Spend just a few minutes talking to Cavendish and you are struck by his incredible sense of self-belief. It’s not arrogance or bravado, just an attitude which indicates that he knows where his strengths lie and how to make the most of them. Bellis too becomes increasingly confident in his own ability with every race.

This has been a big year for Bellis. At the start he may have been viewed primarily as a track man, but his performances in recent months have made pro team managers sit up and take notice of his ability as a road racer. “This year I’ve learned a lot about myself and what my capabilities are and what my limits are,” says Bellis.

Bellis is determined to follow Cavendish’s amazing progress on the road — this year Cav became the first Manx rider to start the Tour de France.

As I grab a picture of him and Bellis climbing the hill away from the Sound I can’t help wondering if, in a few years’ time, someone will get a similar snap of them riding side by side in the Tour. The ride ends back at Laxey and Cavendish rides off to prepare for the first of the Revolution track events happening two days later.

Bellis heads home to Douglas for a bit more rest before training begins again.

Both of them will go into 2008 looking to make an even bigger impression on the sport. They are young, gifted and Manx. And the revolution they are leading has only just begun.


Mark Cavendish

* Age 22

* Career highlight — world Madison champion with Rob Hayles in 2005

* Lived in Belgium and Italy during 2007 season, but still considers Isle of Man home

* Favourite food is cheesecake — “I can eat it until it’s coming out my ears”

* Favourite music from DJ Tiesto to Ghosts and Rihanna. Team-mate Servais Knaven is a DJ and he plays ‘jump’ music on the T-Mobile team bus. Jumping is the latest dance craze in Holland and it has the riders bouncing around the bus before races

Jonny Bellis

* Age 19

* Career highlight — bronze in 2007 World Championship

* U23 road race

* Based in Tuscany for most of 2007

* Fave food is jacket potato and sausage with a spicy arrabiata sauce and Parmesan on top

* Favourite music: “Feel good music like trance, God’s Kitchen anthems”.
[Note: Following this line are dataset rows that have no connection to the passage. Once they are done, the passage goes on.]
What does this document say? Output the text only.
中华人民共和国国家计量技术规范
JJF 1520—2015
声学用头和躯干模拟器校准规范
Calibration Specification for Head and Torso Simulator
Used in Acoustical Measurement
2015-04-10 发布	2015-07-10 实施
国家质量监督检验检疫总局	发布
START at the Laxey Wheel just north of Laxey Village. Head south into the village and onto the A2. Turn right onto the B12 at Fairy Cottage and follow the road until it joins the A21 at the Creg-ny-Baa pub. Turn left (TL) and carry straight onto the A21 until you get to T-junction and turn right (TR) and go past Noble’s Hospital. Carry on to the crossroads and TL and then, after about half a mile TR onto the A1. Carry straight on across the Ballacraine crossroads and TL at the Tynwald Inn.
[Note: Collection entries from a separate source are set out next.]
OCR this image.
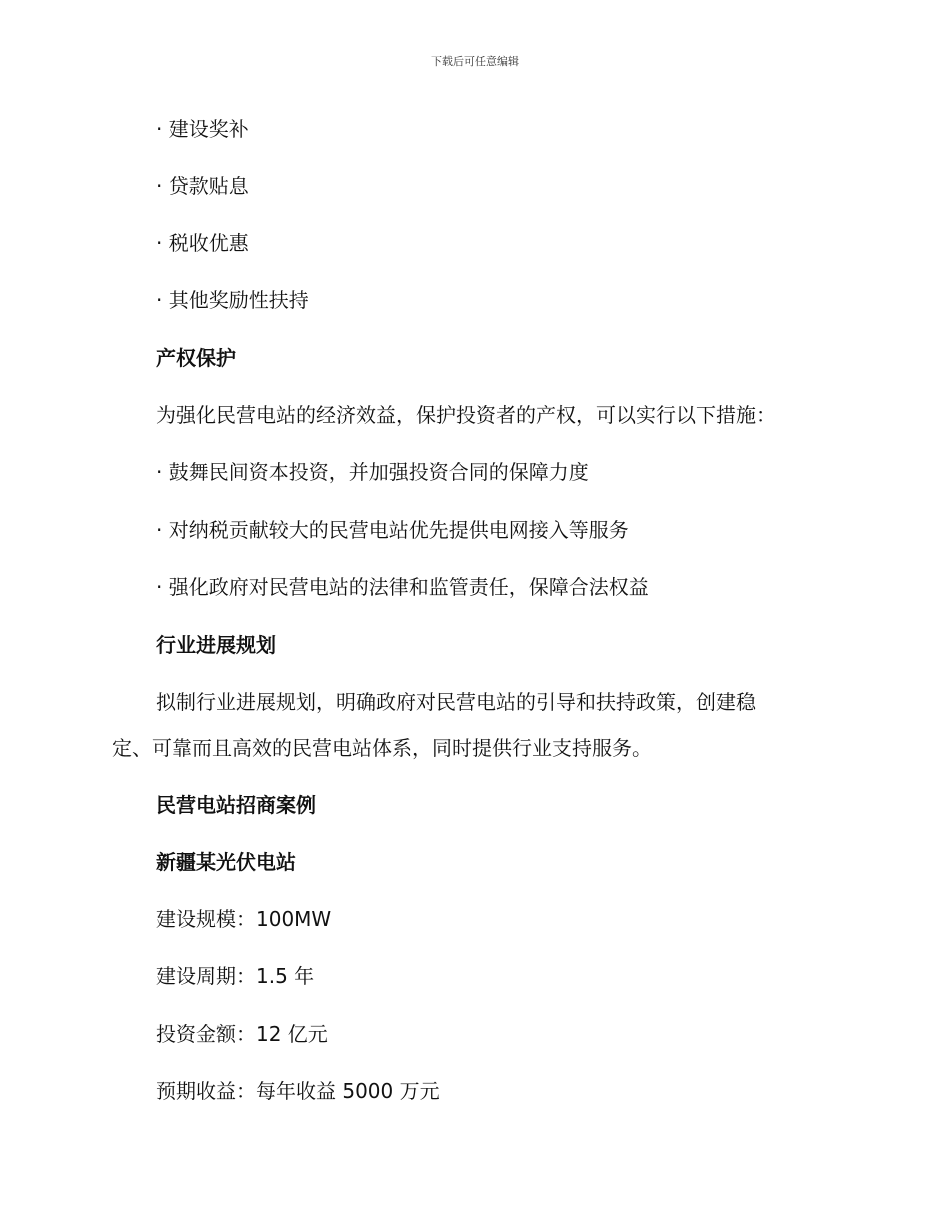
下载后可任意编辑
· 建设奖补
· 贷款贴息
· 税收优惠
· 其他奖励性扶持
产权保护
为强化民营电站的经济效益，保护投资者的产权，可以实行以下措施：
· 鼓舞民间资本投资，并加强投资合同的保障力度
· 对纳税贡献较大的民营电站优先提供电网接入等服务
· 强化政府对民营电站的法律和监管责任，保障合法权益
行业进展规划
拟制行业进展规划，明确政府对民营电站的引导和扶持政策，创建稳
定、可靠而且高效的民营电站体系，同时提供行业支持服务。
民营电站招商案例
新疆某光伏电站
建设规模：100MW
建设周期：1.5 年
投资金额：12 亿元
预期收益：每年收益 5000 万元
Then TR onto the A30 until you reach a T-junction and TL onto the A27 going through Glen Maye and Dalby. Climb the Sloc and at the top you will reach the crossroads at the Round Table. TR onto the A36 and onto the A29 until you turn right onto the A31 signposted Cregneash. Carry on to the Sound then retrace the route and carry straight on in Port St Mary onto the A5 and onto the A25 and then A6 back to Douglas. Ride along Douglas Promenade onto the A11 and then the A2 retracing your route back to Laxey Wheel.